Fixed points can be differentiated with respect to :math:`\theta`::

  from jaxopt import FixedPointIteration

  def T(x, theta):  # contractive map
    return 0.5 * x + theta

  fpi = FixedPointIteration(fixed_point_fun=T, implicit_diff=True)
  x_init = jnp.array(0.)
  theta = jnp.array(0.5)

  def fixed_point(x, theta):
    return fpi.run(x, theta).params

  print(jax.grad(fixed_point, argnums=1)(x_init, theta))  # only gradient
  print(jax.value_and_grad(fixed_point, argnums=1)(x_init, theta))  # both value and gradient

Note that :math:`x(\theta)=2\theta` so :math:`\nabla x(\theta)=2`.

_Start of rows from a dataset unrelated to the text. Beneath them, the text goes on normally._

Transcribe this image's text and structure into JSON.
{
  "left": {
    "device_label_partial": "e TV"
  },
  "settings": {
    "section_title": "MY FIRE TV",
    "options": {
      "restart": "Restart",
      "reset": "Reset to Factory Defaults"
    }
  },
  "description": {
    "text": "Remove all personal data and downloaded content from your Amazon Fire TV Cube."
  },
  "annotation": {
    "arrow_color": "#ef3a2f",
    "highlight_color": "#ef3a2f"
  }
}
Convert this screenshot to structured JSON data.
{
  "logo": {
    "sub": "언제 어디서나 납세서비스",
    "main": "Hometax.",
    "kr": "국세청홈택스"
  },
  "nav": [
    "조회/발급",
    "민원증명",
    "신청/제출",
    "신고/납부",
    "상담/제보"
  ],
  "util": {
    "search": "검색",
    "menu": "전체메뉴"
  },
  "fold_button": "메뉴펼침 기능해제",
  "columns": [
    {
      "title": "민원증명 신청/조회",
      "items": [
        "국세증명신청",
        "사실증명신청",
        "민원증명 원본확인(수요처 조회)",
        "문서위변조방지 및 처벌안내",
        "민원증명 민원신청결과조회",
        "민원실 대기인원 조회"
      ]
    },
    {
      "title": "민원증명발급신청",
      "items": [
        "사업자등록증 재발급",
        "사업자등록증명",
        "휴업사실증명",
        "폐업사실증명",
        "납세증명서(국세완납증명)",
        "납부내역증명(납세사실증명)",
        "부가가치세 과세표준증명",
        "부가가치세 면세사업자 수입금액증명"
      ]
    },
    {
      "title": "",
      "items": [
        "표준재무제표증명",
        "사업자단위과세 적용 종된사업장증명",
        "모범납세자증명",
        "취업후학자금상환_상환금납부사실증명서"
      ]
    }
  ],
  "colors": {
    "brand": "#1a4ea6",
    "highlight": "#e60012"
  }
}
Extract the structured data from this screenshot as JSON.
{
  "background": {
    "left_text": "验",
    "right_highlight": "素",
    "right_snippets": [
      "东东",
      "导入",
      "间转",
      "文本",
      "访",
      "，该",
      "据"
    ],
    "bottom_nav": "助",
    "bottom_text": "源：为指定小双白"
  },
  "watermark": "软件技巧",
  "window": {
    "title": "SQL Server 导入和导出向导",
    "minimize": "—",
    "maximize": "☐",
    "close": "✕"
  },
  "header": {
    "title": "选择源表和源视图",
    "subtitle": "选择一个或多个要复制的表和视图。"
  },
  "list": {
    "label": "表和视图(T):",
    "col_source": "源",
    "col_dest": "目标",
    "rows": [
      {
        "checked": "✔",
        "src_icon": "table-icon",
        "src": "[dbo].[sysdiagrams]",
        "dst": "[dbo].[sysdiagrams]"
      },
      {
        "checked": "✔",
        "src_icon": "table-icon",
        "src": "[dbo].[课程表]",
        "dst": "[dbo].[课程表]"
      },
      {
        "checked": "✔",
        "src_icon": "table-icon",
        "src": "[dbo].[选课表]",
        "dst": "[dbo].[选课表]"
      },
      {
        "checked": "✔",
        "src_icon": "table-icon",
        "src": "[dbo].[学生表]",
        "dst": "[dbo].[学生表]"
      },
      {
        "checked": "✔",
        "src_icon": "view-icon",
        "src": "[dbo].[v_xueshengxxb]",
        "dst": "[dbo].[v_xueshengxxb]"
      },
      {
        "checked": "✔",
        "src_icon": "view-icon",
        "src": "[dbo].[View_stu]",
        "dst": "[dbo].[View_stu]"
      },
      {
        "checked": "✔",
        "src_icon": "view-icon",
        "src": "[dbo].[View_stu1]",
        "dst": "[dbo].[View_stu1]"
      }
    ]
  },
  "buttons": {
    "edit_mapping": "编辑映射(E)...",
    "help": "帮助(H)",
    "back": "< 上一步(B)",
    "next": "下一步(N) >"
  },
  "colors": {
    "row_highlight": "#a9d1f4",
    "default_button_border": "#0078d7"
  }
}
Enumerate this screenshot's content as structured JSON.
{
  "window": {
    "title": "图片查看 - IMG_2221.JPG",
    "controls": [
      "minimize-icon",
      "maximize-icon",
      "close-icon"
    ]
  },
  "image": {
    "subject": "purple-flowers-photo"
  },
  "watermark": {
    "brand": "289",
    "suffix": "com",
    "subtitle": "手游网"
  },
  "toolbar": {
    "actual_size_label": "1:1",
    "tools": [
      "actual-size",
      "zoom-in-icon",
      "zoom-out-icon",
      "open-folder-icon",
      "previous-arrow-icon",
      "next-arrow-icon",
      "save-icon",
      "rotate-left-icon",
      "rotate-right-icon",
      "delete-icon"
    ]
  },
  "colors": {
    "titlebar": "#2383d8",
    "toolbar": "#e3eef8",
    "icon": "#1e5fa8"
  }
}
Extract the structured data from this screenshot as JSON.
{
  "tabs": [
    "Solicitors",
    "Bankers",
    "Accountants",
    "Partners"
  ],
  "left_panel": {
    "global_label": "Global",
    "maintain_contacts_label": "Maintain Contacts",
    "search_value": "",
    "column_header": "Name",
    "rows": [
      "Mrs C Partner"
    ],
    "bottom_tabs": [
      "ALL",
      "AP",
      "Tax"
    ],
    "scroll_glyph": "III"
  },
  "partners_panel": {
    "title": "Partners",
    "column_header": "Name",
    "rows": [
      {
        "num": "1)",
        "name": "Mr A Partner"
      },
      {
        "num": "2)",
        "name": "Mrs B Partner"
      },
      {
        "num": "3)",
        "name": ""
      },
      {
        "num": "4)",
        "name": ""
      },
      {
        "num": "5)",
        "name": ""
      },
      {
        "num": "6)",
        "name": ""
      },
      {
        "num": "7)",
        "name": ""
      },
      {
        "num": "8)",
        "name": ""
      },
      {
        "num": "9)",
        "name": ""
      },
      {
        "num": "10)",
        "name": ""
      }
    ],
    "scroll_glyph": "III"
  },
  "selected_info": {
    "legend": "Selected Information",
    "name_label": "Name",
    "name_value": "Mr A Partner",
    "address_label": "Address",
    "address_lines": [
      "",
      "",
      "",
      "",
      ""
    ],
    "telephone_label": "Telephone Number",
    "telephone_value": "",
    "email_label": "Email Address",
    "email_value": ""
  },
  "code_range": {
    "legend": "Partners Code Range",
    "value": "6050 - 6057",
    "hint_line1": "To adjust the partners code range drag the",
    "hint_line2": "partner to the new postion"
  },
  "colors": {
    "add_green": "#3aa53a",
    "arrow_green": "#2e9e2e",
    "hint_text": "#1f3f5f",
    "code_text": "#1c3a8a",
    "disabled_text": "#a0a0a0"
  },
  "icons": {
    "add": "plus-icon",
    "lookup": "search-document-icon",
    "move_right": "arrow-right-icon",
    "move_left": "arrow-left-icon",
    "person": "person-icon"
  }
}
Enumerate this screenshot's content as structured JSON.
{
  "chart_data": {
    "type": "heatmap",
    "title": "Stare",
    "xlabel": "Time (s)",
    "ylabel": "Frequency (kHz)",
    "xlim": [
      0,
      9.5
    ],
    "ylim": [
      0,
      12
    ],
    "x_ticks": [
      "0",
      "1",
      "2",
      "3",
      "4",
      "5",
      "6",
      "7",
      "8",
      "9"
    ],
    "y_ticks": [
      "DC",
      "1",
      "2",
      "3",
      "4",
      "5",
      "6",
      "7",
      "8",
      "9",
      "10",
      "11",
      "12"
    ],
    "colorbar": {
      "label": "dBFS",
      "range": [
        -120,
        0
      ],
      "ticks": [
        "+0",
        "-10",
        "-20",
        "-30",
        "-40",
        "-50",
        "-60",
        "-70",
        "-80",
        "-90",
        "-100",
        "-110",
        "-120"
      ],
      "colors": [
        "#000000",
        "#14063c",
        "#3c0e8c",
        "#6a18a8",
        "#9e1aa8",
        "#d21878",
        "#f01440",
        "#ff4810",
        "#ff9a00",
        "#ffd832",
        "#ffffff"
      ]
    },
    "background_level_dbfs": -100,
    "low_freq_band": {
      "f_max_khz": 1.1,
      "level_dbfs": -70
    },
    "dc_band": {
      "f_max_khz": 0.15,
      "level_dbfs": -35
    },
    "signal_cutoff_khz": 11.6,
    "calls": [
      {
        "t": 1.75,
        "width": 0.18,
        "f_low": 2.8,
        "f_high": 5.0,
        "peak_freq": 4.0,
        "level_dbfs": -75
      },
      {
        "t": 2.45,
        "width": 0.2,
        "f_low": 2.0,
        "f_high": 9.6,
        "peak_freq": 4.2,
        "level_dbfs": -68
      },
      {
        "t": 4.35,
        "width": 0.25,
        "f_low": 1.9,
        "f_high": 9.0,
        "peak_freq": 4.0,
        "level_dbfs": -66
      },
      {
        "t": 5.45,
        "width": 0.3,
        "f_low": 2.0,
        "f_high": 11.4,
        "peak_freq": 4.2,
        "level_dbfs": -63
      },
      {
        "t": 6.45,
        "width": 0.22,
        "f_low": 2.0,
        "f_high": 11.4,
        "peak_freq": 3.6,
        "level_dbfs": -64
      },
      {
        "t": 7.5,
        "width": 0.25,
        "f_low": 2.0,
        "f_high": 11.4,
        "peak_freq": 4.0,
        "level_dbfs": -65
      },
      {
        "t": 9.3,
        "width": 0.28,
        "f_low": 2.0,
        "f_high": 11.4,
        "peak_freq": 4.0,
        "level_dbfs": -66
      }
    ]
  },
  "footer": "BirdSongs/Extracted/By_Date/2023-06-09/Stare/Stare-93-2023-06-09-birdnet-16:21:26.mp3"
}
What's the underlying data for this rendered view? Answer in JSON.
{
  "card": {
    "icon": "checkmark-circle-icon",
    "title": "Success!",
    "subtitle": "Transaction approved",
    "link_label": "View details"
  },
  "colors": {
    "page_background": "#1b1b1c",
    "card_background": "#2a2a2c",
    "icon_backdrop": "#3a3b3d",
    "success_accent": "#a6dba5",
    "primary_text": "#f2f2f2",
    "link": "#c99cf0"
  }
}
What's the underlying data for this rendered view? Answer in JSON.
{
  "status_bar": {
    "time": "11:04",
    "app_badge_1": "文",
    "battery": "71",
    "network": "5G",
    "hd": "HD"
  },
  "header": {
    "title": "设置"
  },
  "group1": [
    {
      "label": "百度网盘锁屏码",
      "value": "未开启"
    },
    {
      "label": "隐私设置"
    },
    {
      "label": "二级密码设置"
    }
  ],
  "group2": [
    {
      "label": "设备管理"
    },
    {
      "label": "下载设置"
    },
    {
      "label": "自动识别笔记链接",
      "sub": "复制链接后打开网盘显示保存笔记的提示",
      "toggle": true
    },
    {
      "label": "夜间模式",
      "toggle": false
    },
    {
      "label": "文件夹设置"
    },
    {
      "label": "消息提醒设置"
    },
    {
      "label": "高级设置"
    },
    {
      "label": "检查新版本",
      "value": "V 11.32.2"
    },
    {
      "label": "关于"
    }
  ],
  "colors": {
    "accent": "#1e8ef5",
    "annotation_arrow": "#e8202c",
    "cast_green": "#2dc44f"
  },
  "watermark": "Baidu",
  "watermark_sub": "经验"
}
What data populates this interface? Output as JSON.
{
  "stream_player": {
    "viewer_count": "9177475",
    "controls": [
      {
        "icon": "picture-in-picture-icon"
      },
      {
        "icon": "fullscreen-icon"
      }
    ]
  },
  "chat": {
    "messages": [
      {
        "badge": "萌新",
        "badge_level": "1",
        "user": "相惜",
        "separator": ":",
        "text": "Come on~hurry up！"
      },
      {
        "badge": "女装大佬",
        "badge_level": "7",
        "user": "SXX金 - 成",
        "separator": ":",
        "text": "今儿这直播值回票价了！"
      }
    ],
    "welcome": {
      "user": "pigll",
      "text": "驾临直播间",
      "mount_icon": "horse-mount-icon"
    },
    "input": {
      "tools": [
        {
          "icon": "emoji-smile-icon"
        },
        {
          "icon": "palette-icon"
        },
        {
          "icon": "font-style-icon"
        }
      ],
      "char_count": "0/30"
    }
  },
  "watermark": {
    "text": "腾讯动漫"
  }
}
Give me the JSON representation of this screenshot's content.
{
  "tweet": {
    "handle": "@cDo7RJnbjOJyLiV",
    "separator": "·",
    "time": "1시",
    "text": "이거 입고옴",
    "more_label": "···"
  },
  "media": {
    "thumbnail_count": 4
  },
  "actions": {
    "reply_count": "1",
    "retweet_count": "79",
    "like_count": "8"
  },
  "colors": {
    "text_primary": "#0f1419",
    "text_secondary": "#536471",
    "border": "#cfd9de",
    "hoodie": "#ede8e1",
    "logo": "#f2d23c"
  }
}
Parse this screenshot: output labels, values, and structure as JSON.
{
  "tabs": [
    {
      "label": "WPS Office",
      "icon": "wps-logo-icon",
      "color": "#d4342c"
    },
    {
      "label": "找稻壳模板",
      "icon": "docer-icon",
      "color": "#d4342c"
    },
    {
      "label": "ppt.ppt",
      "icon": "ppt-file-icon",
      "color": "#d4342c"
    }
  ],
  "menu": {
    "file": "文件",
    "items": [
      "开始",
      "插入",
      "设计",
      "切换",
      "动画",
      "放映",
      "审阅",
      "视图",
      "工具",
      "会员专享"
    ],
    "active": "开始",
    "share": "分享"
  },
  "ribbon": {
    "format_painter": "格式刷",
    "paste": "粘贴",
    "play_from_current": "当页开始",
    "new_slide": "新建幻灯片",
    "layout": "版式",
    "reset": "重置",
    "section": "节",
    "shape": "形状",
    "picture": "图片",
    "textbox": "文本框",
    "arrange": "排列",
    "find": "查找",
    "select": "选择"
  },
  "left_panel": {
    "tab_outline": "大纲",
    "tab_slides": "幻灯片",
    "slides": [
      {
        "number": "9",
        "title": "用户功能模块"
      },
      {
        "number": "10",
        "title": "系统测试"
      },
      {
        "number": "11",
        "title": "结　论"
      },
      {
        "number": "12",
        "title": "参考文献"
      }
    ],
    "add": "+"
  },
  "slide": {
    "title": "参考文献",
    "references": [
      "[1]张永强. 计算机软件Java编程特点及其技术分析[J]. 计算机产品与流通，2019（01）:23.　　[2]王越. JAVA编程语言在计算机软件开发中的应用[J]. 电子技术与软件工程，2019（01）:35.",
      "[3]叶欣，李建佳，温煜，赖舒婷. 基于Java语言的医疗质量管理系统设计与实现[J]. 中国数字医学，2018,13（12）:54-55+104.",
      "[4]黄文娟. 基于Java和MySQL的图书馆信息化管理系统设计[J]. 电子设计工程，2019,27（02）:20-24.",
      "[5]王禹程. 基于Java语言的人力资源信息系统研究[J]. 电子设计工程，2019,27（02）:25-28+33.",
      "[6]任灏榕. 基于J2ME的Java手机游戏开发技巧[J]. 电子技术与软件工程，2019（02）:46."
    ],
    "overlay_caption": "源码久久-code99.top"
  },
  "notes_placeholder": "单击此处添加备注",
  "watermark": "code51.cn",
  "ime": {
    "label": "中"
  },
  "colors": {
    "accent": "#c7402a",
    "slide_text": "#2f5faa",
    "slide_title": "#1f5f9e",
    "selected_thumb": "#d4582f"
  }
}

Under the hood, we use the implicit function theorem in order to differentiate
the fixed point.  See the :ref:`implicit differentiation <implicit_diff>`
section for more details.

Anderson acceleration
---------------------

.. autosummary::
  :toctree: _autosummary

    jaxopt.AndersonAcceleration

Anderson acceleration is an iterative method that aims to compute the next
iterate :math:`x_{n}` as a linear combination of the :math:`m` last iterates
:math:`[x_{n-m},x_{n-m+1},\ldots x_{n-1}]`. The coefficients of the
linear combination are computed 'on the fly' at each iteration. As a result,
not only the convergence is faster but the convergence conditions are weakened,
allowing to tackle problems ``FixedPointIteration`` could not.  See `Pollock
and Rebholz <https://arxiv.org/abs/1909.04638>`_ (2020) for more details.

The size of the history :math:`m` (denoted ``history_size`` below) plays a
crucial role in the method's performance. A higher :math:`m` could speed up the
convergence at the cost of higher memory consumption, and more numerical
instabilities.  Those numerical instabilities can be mitigated by increasing
the ``ridge`` regularization hyper-parameter.

Example::

  from jaxopt import AndersonAcceleration

  def T(x, theta):  # contractive map
    return 0.5 * x + theta

  aa = AndersonAcceleration(fixed_point_fun=T, history_size=5,
                            ridge=1e-6, tol=1e-5)
  x_init = jnp.array(0.)
  theta = jnp.array(0.5)
  print(aa.run(x0, theta).params)

For implicit differentiation::

  from jaxopt import AndersonAcceleration

  def T(x, theta):  # contractive map
    return 0.5 * x + theta

  aa = AndersonAcceleration(fixed_point_fun=T, history_size=5,
                            ridge=1e-6, tol=1e-5, implicit_diff=True)
  x_init = jnp.array(0.)
  theta = jnp.array(0.5)

  def fixed_point(x, theta):
    return aa.run(x, theta).params

  print(jax.grad(fixed_point, argnums=1)(x_init, theta))  # only gradient
  print(jax.value_and_grad(fixed_point, argnums=1)(x_init, theta))  # both value and gradient

.. topic:: Examples

  * :ref:`sphx_glr_auto_examples_fixed_point_plot_anderson_accelerate_gd.py`
  * :ref:`sphx_glr_auto_examples_fixed_point_plot_picard_ode.py`
  * :ref:`sphx_glr_auto_examples_fixed_point_deep_equilibrium_model.py`

Accelerating JAXopt optimizers
------------------------------

Anderson acceleration can also be used to accelerate optimization algorithms.
To spare the user the burden of implementing Anderson acceleration for every
solver, we propose the ``AndersonWrapper`` class. It directly takes an
optimizer as input and applies Anderson acceleration to its iterates.

.. autosummary::
  :toctree: _autosummary

    jaxopt.AndersonWrapper

Its usage is transparent::

  gd = jaxopt.GradientDescent(fun=ridge_reg_objective, maxiter=500, tol=1e-3)
  aa = jaxopt.AndersonWrapper(solver=gd, history_size=5)
  sol, aa_state = aa.run(init_params, l2reg=l2reg, X=X, y=y)
  print(sol)

.. topic:: Examples

  * :ref:`sphx_glr_auto_examples_fixed_point_plot_anderson_wrapper_cd.py`